This is because a fracture is a reportable injury requiring a report to be made within 10 days of the incident.

There are numerous specific injuries which require such reporting. The easiest way to make a report is by using the online portal.

Had the employee not broken his arm and had cuts and bruises alone, a report would not be needed. The legislation makes it clear as to what injuries are covered and have a reporting requirement.

What happens when a RIDDOR report is made?

Q: Once a report is made what is likely to happen next? Should we be worried?

A​. The RIDDOR report will go through to a central system and a decision will be made as to whether this requires an investigation. This is usually determined by the type of accident, the injuries, the circumstances of the incident, etc.

The more serious an incident, the more likely it is to be investigated.
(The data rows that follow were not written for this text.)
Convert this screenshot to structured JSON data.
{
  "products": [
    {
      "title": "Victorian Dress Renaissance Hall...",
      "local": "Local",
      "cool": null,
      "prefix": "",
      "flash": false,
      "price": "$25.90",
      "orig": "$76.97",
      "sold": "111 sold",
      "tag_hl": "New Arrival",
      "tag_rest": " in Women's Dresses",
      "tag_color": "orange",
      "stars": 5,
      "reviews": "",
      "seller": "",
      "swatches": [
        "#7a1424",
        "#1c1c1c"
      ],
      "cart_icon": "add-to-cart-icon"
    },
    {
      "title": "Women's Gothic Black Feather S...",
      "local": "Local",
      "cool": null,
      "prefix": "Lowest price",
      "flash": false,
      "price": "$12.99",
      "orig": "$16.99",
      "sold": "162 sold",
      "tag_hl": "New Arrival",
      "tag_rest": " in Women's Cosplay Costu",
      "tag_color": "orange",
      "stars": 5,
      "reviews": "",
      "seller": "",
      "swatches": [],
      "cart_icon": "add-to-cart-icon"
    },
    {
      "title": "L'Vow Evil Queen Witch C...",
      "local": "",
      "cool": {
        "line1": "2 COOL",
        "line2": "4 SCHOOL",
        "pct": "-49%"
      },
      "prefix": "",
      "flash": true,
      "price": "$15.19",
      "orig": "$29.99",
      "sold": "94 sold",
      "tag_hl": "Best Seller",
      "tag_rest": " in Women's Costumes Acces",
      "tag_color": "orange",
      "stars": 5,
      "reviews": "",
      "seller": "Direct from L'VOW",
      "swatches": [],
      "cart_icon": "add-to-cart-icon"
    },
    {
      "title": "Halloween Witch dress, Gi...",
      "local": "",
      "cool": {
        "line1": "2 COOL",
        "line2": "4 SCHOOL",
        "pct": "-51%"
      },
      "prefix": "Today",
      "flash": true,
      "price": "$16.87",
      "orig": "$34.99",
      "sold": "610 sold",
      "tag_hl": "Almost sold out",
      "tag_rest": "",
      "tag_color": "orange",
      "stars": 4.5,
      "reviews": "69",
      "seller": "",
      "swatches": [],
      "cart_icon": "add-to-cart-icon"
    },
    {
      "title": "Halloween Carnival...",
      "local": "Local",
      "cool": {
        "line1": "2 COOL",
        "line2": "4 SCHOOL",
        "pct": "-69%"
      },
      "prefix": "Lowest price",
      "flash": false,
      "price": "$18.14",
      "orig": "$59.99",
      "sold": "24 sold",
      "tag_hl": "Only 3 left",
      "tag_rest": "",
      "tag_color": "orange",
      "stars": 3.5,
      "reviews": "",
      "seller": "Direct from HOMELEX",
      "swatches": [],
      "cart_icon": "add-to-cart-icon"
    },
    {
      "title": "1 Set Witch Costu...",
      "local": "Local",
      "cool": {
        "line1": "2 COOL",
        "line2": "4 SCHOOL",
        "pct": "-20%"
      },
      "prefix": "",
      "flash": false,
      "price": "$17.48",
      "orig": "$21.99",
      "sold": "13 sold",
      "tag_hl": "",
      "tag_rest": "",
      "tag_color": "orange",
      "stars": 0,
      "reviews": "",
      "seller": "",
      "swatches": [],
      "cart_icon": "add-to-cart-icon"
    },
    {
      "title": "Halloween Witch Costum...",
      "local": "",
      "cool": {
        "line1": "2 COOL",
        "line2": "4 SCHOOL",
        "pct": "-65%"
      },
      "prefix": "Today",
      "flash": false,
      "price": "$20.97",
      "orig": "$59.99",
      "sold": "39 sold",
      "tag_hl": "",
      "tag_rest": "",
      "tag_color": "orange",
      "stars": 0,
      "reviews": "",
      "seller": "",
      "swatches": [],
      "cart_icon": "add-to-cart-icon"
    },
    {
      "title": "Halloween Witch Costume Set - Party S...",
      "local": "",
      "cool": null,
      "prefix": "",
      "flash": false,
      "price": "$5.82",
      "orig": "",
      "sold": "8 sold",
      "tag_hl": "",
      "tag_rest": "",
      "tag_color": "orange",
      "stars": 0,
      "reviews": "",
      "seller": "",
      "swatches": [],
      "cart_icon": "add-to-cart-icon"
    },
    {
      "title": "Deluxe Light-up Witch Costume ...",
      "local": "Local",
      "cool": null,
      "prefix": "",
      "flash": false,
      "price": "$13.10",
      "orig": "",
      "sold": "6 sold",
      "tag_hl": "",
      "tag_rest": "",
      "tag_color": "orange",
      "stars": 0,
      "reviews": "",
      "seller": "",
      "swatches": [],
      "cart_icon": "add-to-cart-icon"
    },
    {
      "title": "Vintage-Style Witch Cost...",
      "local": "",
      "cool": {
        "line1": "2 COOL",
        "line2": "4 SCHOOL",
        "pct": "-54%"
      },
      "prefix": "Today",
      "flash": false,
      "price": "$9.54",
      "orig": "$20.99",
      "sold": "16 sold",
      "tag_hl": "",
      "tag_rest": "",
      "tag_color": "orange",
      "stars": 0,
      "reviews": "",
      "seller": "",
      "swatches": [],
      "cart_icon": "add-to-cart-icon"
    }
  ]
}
For an incident involving a non-fatality the investigation may not commence immediately or the same day, unlike, for example, a fatality at the premises, where the investigation will happen quickly.

If an inspector from the Health & Safety Executive (HSE) or the local authority attends to investigate the incident, then they are able to collect evidence that they feel is relevant to the incident.

They are seeking to investigate whether any of the health and safety legislation has been breached. This could include requesting copies of health and safety policies, training records, CCTV, etc.

You shouldn’t panic if an inspector comes to investigate as it doesn’t automatically mean you will face enforcement action, but you should be proactive. Seek the advice of health and safety solicitors to assist you through this process.

RIDDOR and interview under caution

Q: Following on from a RIDDOR-reported incident, the company has been asked to voluntarily attend an ‘interview under caution’ – what is this and should we attend?

A​. An ‘interview under caution’ is a formal interview process whereby a regulator (police/HSE/local authority, etc) suspects a company or individual of committing criminal offences.

At this stage in their investigation, the law says that if they want to speak to the company or individual about suspected criminal offences, they have to do it in a specific way.

There are specific rules that the regulator needs to follow and there are various options available to the company/individual requested to attend such an interview.

Many factors may determine what decision is made as to the way in which a company/individual partakes in this process. You should seek the assistance of specialist health and safety solicitors if such a request is received.